The old is dying — can the new be born?
Is the current chaos the precursor to structural change?

For those of us who relish politics it is great times to be alive. This is what it must have felt like to live through the 1920s and 30s — a pervasive feeling that we are living through existential crises, that the stakes are high, that it matters what happens next, not just for ourselves or our immediates, but for the planet, humanity and life itself.
What we see on the theatre stage is stranger than fiction. The tragi-comedy which has produced the Trump-Johnson axis looms large in direct opposition to the reality most people face. Many of us turn away in disgust, rejecting the orgy of greed and destruction our leaders are bent on promoting. Others have convinced themselves that they want this — a cut-throat survival of the fittest, where only the strong survive. Society is rejected as a snowflake’s utopia belonging to the realm of dangerous dreaming and reckless spending. In that world we are encouraged to fear those calling on us to rethink our priorities so we can create something slightly more positive.
Greta becomes a naïve, angry, hypocritical kid who refuses to go to school and has never learnt proper manners. A surprising number of people are so confused that they cannot but imagine this must all be a conspiracy. There is no global warming. Impossible, that a 16-year-old autistic girl could act independently. She must be controlled by a great puppet-master, preferably a Jewish billionaire who is also behind the global migration crisis. They have lost hope altogether and are lost in the dark crevices of the internet, unable to escape, hating the world and distrusting everything humanity brings forth.

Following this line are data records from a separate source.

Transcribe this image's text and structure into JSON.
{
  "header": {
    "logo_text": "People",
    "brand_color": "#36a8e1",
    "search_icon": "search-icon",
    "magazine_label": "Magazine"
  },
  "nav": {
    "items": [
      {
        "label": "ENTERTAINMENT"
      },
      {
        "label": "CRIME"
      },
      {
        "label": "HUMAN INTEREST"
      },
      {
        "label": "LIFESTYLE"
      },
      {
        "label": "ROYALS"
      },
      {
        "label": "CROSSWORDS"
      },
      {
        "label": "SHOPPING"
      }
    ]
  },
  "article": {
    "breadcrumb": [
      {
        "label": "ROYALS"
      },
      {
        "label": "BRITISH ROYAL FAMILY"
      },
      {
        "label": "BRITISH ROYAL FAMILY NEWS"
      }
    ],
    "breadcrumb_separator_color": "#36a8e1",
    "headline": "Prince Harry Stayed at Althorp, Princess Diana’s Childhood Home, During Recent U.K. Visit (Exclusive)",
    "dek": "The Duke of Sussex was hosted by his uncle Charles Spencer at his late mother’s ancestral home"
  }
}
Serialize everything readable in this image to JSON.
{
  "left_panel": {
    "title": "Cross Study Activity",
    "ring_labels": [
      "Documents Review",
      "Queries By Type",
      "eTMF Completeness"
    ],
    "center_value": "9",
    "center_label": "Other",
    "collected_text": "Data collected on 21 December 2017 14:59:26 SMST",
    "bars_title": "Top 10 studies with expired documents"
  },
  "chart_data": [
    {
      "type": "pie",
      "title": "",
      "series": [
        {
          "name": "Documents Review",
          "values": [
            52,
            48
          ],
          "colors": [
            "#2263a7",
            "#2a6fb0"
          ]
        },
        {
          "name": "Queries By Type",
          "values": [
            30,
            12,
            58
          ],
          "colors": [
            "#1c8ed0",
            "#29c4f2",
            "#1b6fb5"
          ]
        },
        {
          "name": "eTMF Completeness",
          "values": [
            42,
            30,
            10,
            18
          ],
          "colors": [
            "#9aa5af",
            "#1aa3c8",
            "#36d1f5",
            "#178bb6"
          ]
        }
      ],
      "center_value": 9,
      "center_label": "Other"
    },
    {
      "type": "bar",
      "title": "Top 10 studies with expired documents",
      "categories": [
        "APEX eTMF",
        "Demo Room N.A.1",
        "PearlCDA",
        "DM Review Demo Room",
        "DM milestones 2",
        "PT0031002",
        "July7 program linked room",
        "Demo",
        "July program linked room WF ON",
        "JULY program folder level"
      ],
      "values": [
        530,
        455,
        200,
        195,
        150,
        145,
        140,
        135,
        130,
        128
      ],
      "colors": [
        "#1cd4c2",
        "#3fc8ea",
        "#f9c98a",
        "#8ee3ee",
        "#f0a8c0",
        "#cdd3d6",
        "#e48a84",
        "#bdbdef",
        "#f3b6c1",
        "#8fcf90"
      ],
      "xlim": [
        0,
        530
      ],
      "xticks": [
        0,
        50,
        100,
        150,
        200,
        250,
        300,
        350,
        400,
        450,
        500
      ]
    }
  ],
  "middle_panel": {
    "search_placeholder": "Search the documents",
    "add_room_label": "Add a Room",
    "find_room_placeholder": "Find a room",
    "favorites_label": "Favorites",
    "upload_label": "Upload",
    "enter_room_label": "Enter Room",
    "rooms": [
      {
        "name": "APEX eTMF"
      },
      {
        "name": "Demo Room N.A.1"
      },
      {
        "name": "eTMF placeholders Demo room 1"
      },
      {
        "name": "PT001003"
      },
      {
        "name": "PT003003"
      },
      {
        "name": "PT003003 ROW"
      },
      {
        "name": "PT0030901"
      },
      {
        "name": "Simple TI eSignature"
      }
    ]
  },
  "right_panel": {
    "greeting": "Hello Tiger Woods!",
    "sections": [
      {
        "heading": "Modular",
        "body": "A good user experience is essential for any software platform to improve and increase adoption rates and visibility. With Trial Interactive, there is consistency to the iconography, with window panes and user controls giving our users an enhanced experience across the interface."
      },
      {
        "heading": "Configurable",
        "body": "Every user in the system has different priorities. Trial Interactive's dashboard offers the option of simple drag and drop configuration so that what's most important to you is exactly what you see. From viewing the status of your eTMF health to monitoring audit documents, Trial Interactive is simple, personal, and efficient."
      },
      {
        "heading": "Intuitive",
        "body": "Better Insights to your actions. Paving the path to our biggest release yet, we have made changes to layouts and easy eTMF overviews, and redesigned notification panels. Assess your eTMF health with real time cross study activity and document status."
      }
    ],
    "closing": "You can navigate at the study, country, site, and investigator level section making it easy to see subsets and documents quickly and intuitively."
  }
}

Being a historian, studying change in human societies over time, one of my favourite quotes of all time comes from Antonio Gramsci, the brilliant Italian revolutionary, who wrote most of his works in Mussolini’s prisons where he died eventually in 1937, just before the fury of World War 2 was unleashed upon the world.
He said: “The crisis consists precisely in the fact that the old is dying and the new cannot be born; in this interregnum a great variety of morbid symptoms appear.”
Let us look at this quote for a while. Is ‘the old’ dying?
I believe it is and we can take this both literally and as a metaphor. The generation that rebuilt our societies after WW2 will soon be dead. They represent our memories of societies which were more inclusive and less unequal. They believed in progress and passed this conviction on to us. They also oversaw the transition to the world we live in today — a world of escalating inequality and runaway climate change. The silent take-over of big corporations that prey on people and planet must be undone. But our leaders are so invested in this model that they now insist that ‘business as usual’ must continue.
The old is dying and must die.
The new has been cast — an embryo at the depth of our society. Or a tumour, steadily growing, until it bursts through the skin that covers it and keeps it contained. It has inherited the stubborn belief in progress, but knows that it must be redefined. It fights to shake off the legacy of the twentieth century, which is indeed a terrifying one. Can we rid ourselves of genocide, world war, nuclear weapons and the ecocide associated with unbridled capitalism?
Can the new be born?
It probably can, but we have to deal with these morbid symptoms Gramsci saw so clearly: the denial or our leaders who reassure us; the fear of the other, which has returned with so much clout, amongst the uncertainties so many of us feel; the threats of war; the hatred; the conspiracy theories; the runaway consumerism; the mass extinction.
We are in the interregnum between the dying of the old society and the birth pangs of a new one. Morbid symptoms rush at us from every angle. Their faces are strangely familiar but yet so puzzling. The Trumps, Johnsons, Bolsonaros and Salvinis are morbid at best. Their ascendancy cannot but herald the beginnings of the long awaited new.